Ao centro da praça é já visível a Estátua Equestre de D. José I, da autoria do mestre Machado de Castro e fundida por Bartolomeu da Costa, inaugurada em 27 de Maio de 1775.
Na margem direita, pode-se observar o contorno do torreão ocidental, coroado com uma cúpula nunca edificada. No canto inferior esquerdo, uma cartela contem a inscrição com título, assinatura e data.
Após o terramoto de 1755 e com a destruição de grande parte da cidade, são encomendados pelo Marquês de Pombal 6 projectos para reconstrução de Lisboa. Apresentados por Manuel da Maia em 4 de Dezembro de 1755 mostram soluções diferenciadas para a nova Praça do Comércio, prossecutora do velho Terreiro do Paço.

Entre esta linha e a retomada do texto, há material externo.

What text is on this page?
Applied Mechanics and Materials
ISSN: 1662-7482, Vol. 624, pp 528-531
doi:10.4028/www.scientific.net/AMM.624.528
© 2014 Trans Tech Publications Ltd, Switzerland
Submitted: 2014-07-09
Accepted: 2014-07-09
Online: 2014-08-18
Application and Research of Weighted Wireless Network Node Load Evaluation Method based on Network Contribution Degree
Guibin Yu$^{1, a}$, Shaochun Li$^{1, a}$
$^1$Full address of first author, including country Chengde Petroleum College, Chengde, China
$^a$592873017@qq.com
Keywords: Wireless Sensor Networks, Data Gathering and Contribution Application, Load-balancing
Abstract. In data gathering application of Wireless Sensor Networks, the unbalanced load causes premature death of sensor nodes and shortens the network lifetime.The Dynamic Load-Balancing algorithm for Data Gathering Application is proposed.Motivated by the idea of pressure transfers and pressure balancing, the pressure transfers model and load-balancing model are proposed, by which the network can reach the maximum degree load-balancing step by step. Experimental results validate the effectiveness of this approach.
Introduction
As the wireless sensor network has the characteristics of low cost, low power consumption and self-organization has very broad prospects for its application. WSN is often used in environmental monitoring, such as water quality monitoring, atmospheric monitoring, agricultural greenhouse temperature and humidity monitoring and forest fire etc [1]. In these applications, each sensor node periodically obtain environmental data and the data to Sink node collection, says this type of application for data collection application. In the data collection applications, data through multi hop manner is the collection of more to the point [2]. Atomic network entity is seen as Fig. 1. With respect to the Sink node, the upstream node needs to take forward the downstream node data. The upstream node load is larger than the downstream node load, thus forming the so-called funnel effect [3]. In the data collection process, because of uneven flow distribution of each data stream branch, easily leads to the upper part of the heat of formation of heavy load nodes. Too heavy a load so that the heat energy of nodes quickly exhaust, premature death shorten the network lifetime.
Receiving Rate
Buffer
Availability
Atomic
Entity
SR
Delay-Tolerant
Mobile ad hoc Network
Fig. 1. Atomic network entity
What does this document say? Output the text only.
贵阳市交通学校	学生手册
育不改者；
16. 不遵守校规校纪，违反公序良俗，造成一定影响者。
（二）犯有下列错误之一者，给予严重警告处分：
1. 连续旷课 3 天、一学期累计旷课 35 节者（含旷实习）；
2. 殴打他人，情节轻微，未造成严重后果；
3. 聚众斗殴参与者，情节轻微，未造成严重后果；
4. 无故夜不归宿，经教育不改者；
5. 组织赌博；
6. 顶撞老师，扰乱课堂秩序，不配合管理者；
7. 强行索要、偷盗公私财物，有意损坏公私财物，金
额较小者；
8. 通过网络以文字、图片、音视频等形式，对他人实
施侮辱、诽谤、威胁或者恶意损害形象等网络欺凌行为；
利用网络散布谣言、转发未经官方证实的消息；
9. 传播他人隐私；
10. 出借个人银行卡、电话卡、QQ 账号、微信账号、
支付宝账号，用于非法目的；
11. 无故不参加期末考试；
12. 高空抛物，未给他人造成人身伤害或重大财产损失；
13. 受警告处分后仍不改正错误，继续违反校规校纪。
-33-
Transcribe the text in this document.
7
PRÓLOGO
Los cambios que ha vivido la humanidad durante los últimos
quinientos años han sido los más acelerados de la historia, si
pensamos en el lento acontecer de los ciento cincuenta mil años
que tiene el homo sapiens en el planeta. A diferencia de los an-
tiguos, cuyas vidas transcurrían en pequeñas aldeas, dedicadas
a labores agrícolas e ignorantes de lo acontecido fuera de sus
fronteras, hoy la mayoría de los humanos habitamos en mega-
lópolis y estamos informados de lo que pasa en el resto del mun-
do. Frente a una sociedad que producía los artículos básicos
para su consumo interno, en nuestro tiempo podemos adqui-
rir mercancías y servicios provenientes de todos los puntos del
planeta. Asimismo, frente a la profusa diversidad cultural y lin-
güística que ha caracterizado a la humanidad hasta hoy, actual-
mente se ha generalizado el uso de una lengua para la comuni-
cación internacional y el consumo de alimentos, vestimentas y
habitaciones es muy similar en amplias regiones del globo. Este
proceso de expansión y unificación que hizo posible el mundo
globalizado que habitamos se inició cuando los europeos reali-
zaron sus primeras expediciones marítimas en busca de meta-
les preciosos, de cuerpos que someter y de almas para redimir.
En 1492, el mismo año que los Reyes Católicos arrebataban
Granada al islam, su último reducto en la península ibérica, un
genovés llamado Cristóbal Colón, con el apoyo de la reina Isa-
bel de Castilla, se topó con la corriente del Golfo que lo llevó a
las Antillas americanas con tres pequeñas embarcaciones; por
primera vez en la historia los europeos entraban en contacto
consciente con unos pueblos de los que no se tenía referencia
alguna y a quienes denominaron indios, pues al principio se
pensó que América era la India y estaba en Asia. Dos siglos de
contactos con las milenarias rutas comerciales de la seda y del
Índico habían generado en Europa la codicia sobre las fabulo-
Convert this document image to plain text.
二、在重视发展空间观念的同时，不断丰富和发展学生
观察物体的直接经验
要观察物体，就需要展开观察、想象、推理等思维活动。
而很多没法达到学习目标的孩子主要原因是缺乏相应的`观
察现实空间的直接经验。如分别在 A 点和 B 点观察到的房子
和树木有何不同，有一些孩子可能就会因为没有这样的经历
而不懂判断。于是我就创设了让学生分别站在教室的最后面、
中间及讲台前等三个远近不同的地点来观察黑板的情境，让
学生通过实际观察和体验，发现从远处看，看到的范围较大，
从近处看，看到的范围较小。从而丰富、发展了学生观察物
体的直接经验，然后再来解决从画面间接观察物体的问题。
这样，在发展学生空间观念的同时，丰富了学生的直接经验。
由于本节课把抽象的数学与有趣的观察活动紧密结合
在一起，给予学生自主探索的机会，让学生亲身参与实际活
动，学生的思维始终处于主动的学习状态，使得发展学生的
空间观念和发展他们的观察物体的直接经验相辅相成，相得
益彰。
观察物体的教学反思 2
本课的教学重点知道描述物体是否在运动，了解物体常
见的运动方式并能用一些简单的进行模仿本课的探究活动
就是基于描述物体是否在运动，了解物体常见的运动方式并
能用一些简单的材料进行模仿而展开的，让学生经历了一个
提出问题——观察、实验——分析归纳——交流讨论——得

Esta nova Praça, de acordo com as diferentes propostas, deverá constituir a monumental entrada da cidade. No plano apresentado pelos dois arquitectos militares que preconizavam, a criação de uma praça simétrica, fechada a Ocidente e a Oriente pela edificação de corpos rectangulares, rematados por dois torreões idênticos ao antigo Torreão Filipino, destruído no Terramoto de Lisboa.
A face Norte era coroada por uma torre sineira nunca edificada e que permitia a progressão para a Rua Augusta e o acesso directo ao Rossio, criando um elemento de ligação entre os dois corpos desta fachada. A face sul completamente aberta ao rio permite o acesso à cidade através da escadaria do Cais das Colunas.
Este projecto nunca chegou a se executado na sua totalidade sendo que o Arco existente na rua Augusta, só foi edificado em 1873 segundo o projecto de Veríssimo José da Costa com a intervenção de Vítor Bastos e de A. C. Calmels.